Ansonsten fällt auf, dass die Entwickler und Autoren von WC Saga viele Kleinigkeiten aus „False Colors“ übernommen haben bzw. davon inspiriert wurden. Einige Schiffs- und Jägerklassen von FC fanden jedenfalls Einzug in das Saga-Arsenal - besonders bei den Kilrathi. So wurde ein im Roman auftauchender Geleitträger der Kilrathi namens KIS Dubav zum Pate einer ganzen Klasse leichter Träger gemacht. Auch wird Sagas ECM-Version der Vaktoth (Zartoth) dort zum ersten Mal offiziell erwähnt. Große Trägerschiffe tauchen hier nicht auf, wenn man mal von der Karga absieht. William Forstchen bleibt auch hier wieder seinen eigens erdichteten Geleitträgern der Wake-Klasse treu, die ja auch hervorragend in das Arsenal der Randkolonien passen. Das zentrale Schiff der Story, die ehemalige KIS Karga, wird zwar als Bhantkara-Klasse bezeichnet, jedoch mit zwei Flugdecks anders beschrieben als die Schiffe dieses Typs, die wir aus WC3 und WCS kennen.
Endlos diskutieren könnte man freilich (erneut) über die tatsächliche Länge des Kilrathi-Dreadnaughts, die auch in FC mit m.E. unsinnigen 22 km Länge angegeben wird. Ja, so steht es im „Victory Streak“ zu lesen, keine Frage, aber das roch schon immer stark nach einem Missgeschick des damaligen Lektoriats. Oft werden die 22 km aufgrund der Nennung im Buch nunmehr als bestätigt angesehen, aber eine zweifelhafte Quelle wird nicht dadurch validiert, dass ein Autor sich nachträglich an ihr orientiert hat. Da es aber ohnehin einige Diskrepanzen zwischen den Romanen und dem ansonsten ausgezeichneten WC3-Handbuch gibt, sollte man die Sache aber auch nicht überbewerten.

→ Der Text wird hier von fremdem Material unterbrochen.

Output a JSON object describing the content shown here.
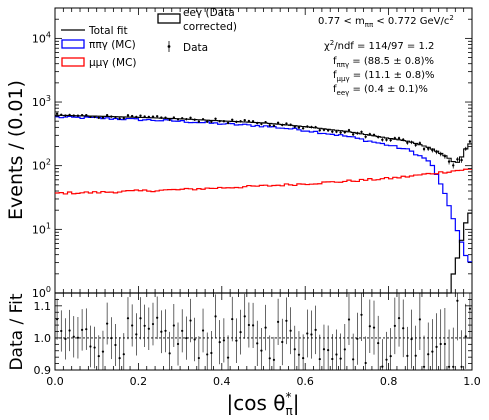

Fazit: Lesenswert, aber nicht um/zu jedem Preis. Sollte es eine Fortsetzung geben, bin ich sofort dabei. Dann gerne auch wieder auf Englisch, wenn sich kein deutschsprachiger Verleger finden sollte. Ansonsten bleibt "False Colors" leider ein Roman mit eingebauter Ernüchterung.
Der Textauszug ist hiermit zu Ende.